Discussion
In addition to a BE study under fasting conditions, the US. FDA and National Medical Products Administration (NMPA) currently recommends a BE study under fed conditions should be conducted for all orally administered drug products submitted as an ANDA, with only a few specific exceptions: when the drug substance is considered a BCS class 1 drug, and dissolution, solubility, and permeability data support a biowaiver of in vivo BE testing, or When the DOSAGE AND ADMINISTRATION section of the reference listed drug (RLD) label states that the product should be taken only on an empty stomach, or When the RLD label does not make any statements about the effect of food on absorption or administration [15-16]. Rasagiline is a highly solube low permeable drug and therefore classifies as a BCS class III product. According to the drug label of RLD, rasagiline can be administered with or without food, because AUC is not signifcantly affected by food[9]. Therefore, this BE study for rasagiline was conducted under both fasting and postprandial conditions. The main PK parameters (Tmax and AUC) of the test drug and the reference rasagiline had similar performances under both fasting and postprandial conditions. The 90% CIs of the GMRs for AUC and Cmax of the two tablets were within the BE range.

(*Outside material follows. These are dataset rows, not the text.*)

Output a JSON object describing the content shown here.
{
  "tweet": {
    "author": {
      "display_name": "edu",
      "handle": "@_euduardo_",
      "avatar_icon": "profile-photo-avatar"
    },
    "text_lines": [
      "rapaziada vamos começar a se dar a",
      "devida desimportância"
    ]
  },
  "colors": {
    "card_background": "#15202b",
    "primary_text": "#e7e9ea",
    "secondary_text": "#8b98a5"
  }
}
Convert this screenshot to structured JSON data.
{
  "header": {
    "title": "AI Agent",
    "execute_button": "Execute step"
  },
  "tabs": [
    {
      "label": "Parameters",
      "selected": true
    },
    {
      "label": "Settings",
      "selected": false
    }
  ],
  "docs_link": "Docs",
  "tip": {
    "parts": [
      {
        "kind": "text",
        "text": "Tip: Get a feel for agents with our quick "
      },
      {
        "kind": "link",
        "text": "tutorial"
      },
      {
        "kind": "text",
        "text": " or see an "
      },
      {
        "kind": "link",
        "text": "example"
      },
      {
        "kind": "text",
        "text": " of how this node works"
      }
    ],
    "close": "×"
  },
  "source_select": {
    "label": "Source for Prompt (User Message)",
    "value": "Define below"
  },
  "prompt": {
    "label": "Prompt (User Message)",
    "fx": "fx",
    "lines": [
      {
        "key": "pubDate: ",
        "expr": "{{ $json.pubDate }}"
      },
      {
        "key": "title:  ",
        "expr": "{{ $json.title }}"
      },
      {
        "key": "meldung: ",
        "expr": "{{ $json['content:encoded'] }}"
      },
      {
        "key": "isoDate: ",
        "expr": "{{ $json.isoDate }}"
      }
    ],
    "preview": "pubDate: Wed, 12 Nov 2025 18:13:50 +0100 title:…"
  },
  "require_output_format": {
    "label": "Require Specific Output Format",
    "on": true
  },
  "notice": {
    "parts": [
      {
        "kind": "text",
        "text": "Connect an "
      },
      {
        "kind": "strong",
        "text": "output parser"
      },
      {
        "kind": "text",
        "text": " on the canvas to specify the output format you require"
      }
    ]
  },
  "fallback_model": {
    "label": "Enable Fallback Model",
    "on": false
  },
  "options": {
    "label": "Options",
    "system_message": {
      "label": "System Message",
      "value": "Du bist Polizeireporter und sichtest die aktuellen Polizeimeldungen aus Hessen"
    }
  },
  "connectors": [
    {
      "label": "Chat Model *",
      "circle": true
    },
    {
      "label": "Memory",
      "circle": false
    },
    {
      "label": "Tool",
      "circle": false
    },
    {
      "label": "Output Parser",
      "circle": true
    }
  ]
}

As shown above, rasagiline was rapidly absorbed by the gastrointestinal tract, with Tmax occurring between 0.17 and 0.75 hours after a single 1 mg dose under fasting conditions. After a high-fat meal, Tmax of rasagiline is delayed from 0.33 hours under fasting conditions to 1 hour under postprandial conditions. This shows some difference from previous studies which demonstrated that food did not affect Tmax of rasagiline, although Cmax and exposure (AUC) were decreased by approximately 60% and 20%, respectively, when the drug was taken with a high-fat meal[8-9]. In our study, we also found that while a high-fat meal has significant effects on the absorption rate of rasagiline,but minor effects on the absorption amount. Compared with fasting conditions, the Cmax of rasagiline measured after high-fat meal decreased significantly (4.36±2.98 vs 8.87±4.13 ), and the AUC decreased slightly (4.89±1.40 vs 6.10±1.90) , which was consistent with prior literature.
Study shows that in most cases, increased bioavailability with food resulted in decrease of intra-individual variation (IIV) of AUC. While food has a negative effect on a drug’s bioavailability, administering the drug with food resulted in greater IIV compared to administering it without food[17]. In our study we found that, when administered with a high-fat meal, corresponding to the decrease of Cmax is a significant increase in CV (26.3% under fasting conditions vs 52.89% under postprandial conditions).
As stated above, administration with food can influence the absorption and systemic exposure of rasagiline. The effect of food on oral bioavailability results from a complex interplay of drug, formulation, food components, gastric and intestinal physiology (e.g. gastrointestinal pH, gastric emptying, intestinal transit)[15,18,19]. The difference in PK parameters obtained may have resulted from differences in subjects, sample sizes, sample detectors, or other unknown factors. Additional considerations such as interindividual variability may also have contribution to this difference [11].
Results from previous studies suggested that rasagiline was a highly variable drug (HVD), which was consistent with our study[17,20]. In 2016, a randomized, four-period, two-sequence, single-dose, replicate-crossover bioequivalence study of rasagiline was conducted in 30 healthy, adult male volunteers under fasting conditions by Van Rijswick YGJ. In Van Rijswick YGJ’s studies, the IIV for Cmax of the reference product was 34.71%[20]. In our study after co-administration with food, rasagiline IIV for Cmax was up to 52.89% under postprandial conditions, much higher than data from Van Rijswick YGJ’s studies under fasting conditions. Traditionally statistical analysis of BE study data is performed by obtaining the average bioequivalence (ABE) approach via a two-way crossover design. Two products are deemed bioequivalent when the 90% CIs of the GMRs for AUC and Cmax fall within the limits of 80–125% by ABE. Establishing BE for HVD is challenging as high IIV requires a dramatically larger sample size. Since 2006, FDA has accepted a reference-scaled average bioequivalence (RSABE) approach for HVDs. Using the RSABE approach, the BE study can use either a partial replicate (three-way crossover, RTR, RRT, or TRR) or full replicate (four-way crossover, RTRT or TRTR) design, and the BE limits are broadened to greater than 80–125 % [21-24]. This BE study uses a two-way crossover design, meeting the ABE criteria which was also required by the National Medical Products Administration (NMPA) for HVDs[25]. As an HVD, the bioequivalence between two types of rasagiline was established by expanding the sample size of the postprandial group to 72 cases.
In addition to PK bioequivalence, both types of rasagiline were well tolerated with no significant differences between safety profiles. The occurrence and severity of AEs in our study was similar to results from previous studies and described under the the rasagiline label.